Chypre : Paradis fiscal... pas pour la population – un nouveau rebondissement de la crise21/03/20132013Journal/medias/journalnumero/images/2013/03/une2329.jpg.445x577_q85_box-0%2C104%2C1383%2C1896_crop_detail.jpg

Dans le monde

Chypre : Paradis fiscal... pas pour la population – un nouveau rebondissement de la crise

Mercredi 20 mars, Hollande a rencontré son homologue chypriote pour, dit l'Élysée, « rechercher une solution à la situation difficile » que connaît Chypre après le rejet du « plan de sauvetage » financier de l'Union européenne par le Parlement de l'île.

Depuis des mois, la population chypriote subit une forte aggravation du chômage et de la chute de ses revenus. L'effondrement des conditions de vie des classes populaires résulte de l'implication des banques locales dans la spéculation sur la dette grecque et surtout des mesures décidées par les gouvernants de l'île pour les sauver de la faillite.
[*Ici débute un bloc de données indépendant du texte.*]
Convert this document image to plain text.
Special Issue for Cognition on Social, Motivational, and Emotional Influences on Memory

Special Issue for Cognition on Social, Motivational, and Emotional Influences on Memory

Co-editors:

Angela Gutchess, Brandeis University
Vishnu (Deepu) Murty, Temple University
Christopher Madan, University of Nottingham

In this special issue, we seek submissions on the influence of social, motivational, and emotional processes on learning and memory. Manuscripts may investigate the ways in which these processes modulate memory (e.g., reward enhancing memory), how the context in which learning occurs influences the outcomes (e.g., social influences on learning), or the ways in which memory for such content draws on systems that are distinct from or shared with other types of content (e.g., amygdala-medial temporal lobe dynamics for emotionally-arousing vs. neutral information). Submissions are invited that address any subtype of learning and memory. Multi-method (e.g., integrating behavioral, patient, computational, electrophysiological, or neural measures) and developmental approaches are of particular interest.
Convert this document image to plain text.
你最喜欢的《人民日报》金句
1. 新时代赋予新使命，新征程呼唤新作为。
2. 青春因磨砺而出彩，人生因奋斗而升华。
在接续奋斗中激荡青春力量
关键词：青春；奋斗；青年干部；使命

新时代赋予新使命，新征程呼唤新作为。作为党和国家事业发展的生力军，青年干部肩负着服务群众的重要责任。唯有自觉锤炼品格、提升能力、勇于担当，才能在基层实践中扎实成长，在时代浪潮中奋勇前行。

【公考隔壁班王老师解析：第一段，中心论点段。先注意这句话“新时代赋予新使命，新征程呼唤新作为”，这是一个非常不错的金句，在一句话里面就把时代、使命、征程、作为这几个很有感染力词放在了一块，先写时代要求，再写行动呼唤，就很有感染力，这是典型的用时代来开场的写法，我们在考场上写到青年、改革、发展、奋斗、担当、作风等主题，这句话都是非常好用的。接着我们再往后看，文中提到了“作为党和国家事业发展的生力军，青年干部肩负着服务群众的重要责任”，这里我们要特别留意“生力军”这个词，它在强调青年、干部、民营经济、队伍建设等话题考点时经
Dès l'annonce du prélèvement de 6,75 % sur les dépôts bancaires que Bruxelles et Nicosie veulent lui imposer, la population a manifesté sa colère. Alors, les autorités auraient-elles renoncé à l'impopularité d'un plan qu'elles présentaient - vieille ficelle de tous les gouvernements - comme celui de la dernière chance ?
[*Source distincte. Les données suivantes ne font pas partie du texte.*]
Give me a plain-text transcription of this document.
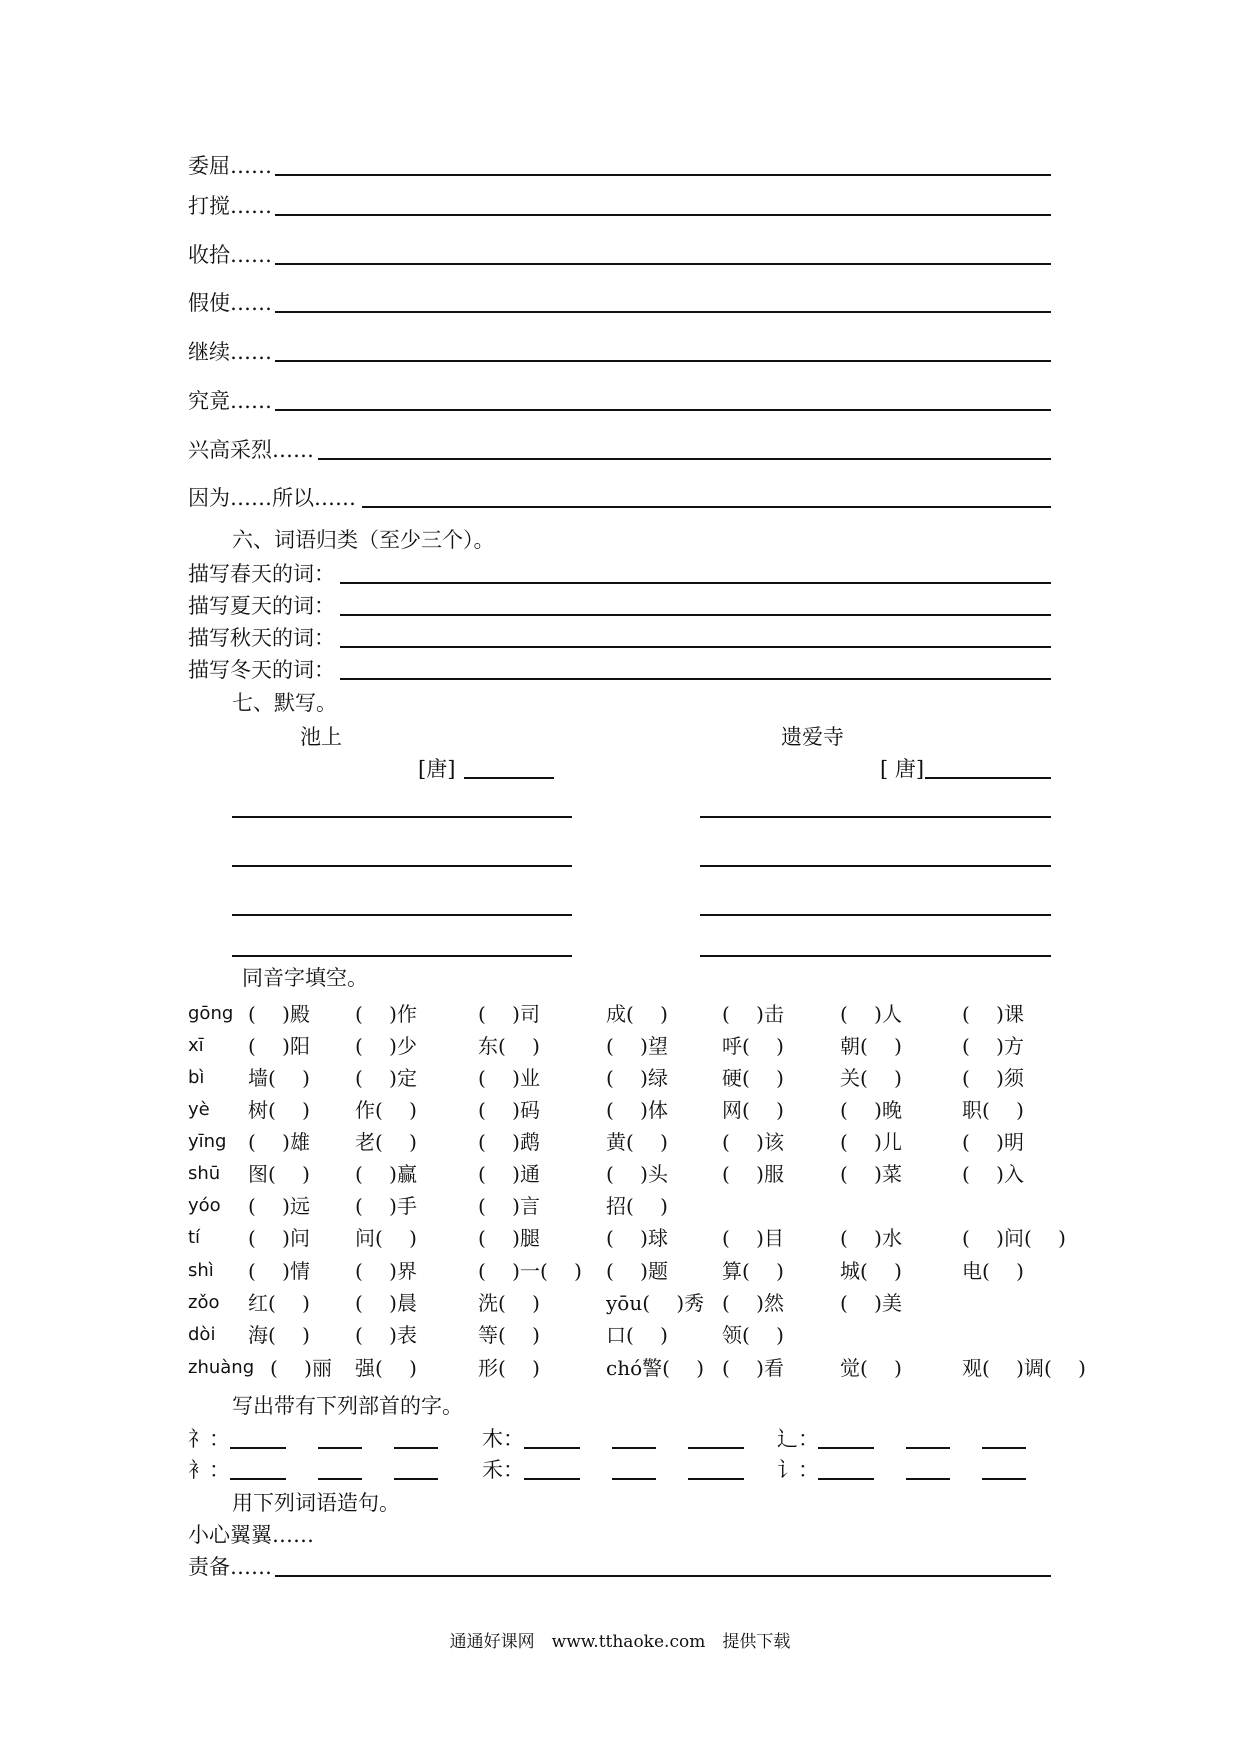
委屈……
打搅……
收拾……
假使……
继续……
究竟……
兴高采烈……
因为……所以……
六、词语归类（至少三个）。
描写春天的词：
描写夏天的词：
描写秋天的词：
描写冬天的词：
七、默写。
池上	遗爱寺
[唐]	[ 唐]
同音字填空。
gōng (　 )殿 (　 )作	(　 )司	成(　 )	(　 )击	(　 )人	(　 )课
xī (　 )阳 (　 )少	东(　 )	(　 )望	呼(　 )	朝(　 )	(　 )方
bì 墙(　 ) (　 )定	(　 )业	(　 )绿	硬(　 )	关(　 )	(　 )须
yè 树(　 ) 作(　 )	(　 )码	(　 )体	网(　 )	(　 )晚	职(　 )
yīng (　 )雄 老(　 )	(　 )鹉	黄(　 )	(　 )该	(　 )儿	(　 )明
shū 图(　 ) (　 )赢	(　 )通	(　 )头	(　 )服	(　 )菜	(　 )入
yóo (　 )远 (　 )手	(　 )言	招(　 )
tí (　 )问 问(　 )	(　 )腿	(　 )球	(　 )目	(　 )水	(　 )问(　 )
shì (　 )情 (　 )界	(　 )一(　 ) (　 )题	算(　 )	城(　 )	电(　 )
zǒo 红(　 ) (　 )晨	洗(　 )	yōu(　 )秀 (　 )然	(　 )美
dòi 海(　 ) (　 )表	等(　 )	口(　 )	领(　 )
zhuàng (　 )丽 强(　 )	形(　 )	chó警(　 ) (　 )看	觉(　 )	观(　 )调(　 )
写出带有下列部首的字。
礻：	木：	辶：
衤：	禾：	讠：
用下列词语造句。
小心翼翼……
责备……
通通好课网　www.tthaoke.com　提供下载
En tout cas, d'autres protestations se sont fait entendre, qui ont pesé lourd dans la balance. Celles dont on a le plus parlé émanent des banques, des entreprises, sinon des mafieux de Russie, très présents à Chypre. Se faisant leur porte-parole, le Kremlin a dénoncé la taxe comme « une confiscation de fonds étrangers ». Ceux qui proviennent de Russie sont énormes : 19 milliards de dollars, au bas mot. S'y ajoutent 12 milliards de participations des banques russes dans leurs homologues locales, plus 56 milliards - produits du blanchiment d'argent des mafias, de fonds qu'entreprises et nantis de Russie font fuir de leur pays.

D'ailleurs, Poutine a tout de suite laissé entendre que les autorités chypriotes, et européennes, allaient devoir réviser leur décision, qu'il a dite « injuste, non professionnelle et dangereuse (...) si elle était prise ». De fait, un retrait des fonds russes provoquerait l'effondrement du système bancaire chypriote, dont l'onde de choc, car il ne traite pas qu'avec la Russie, ébranlerait tout le monde financier européen.

Les médias ont insisté sur la présence de fonds russes à Chypre, chose bien commode pour éviter de parler des capitalistes ouest-européens qui profitent des charmes de ce paradis fiscal. Les tabloïds anglais évoquent aussi, pour les défendre, les « petits épargnants » britanniques que « l'Europe spolie ». Plus de 30 000 ont des comptes à Chypre. S'y ajoutent des milliers de retraités anglais vivant là-bas et 3 500 militaires des bases que le Royaume-Uni garde sur l'île depuis l'indépendance de son ex-colonie.

Ce sont tous ces intérêts convergents qui ont fait retoquer le plan initialement prévu.

Les tractations entre financiers, industriels et gouvernants des grandes puissances européennes et de la Russie reprennent donc. Que va-t-il en sortir ? Une chose est sûre : comme pour la super-taxe bancaire repoussée (provisoirement ?), les populations en seront les dernières informées. Et elles seront les premières visées. Car, dans ce nouvel épisode de la crise, ce sont aux classes populaires chypriotes qu'on présente l'addition. Comme à chaque fois.

Commentateurs et politiciens prétendaient récemment qu'on voyait la « fin de la crise » en Grèce. En réalité, après la Grèce, l'Espagne, le Portugal, l'Irlande, c'est Chypre qu'un système capitaliste lancé dans une folle fuite en avant vient de plonger dans la désolation et le chaos. Avec le risque, chaque fois plus menaçant, d'une réaction en chaîne dévastatrice pour tout le continent européen.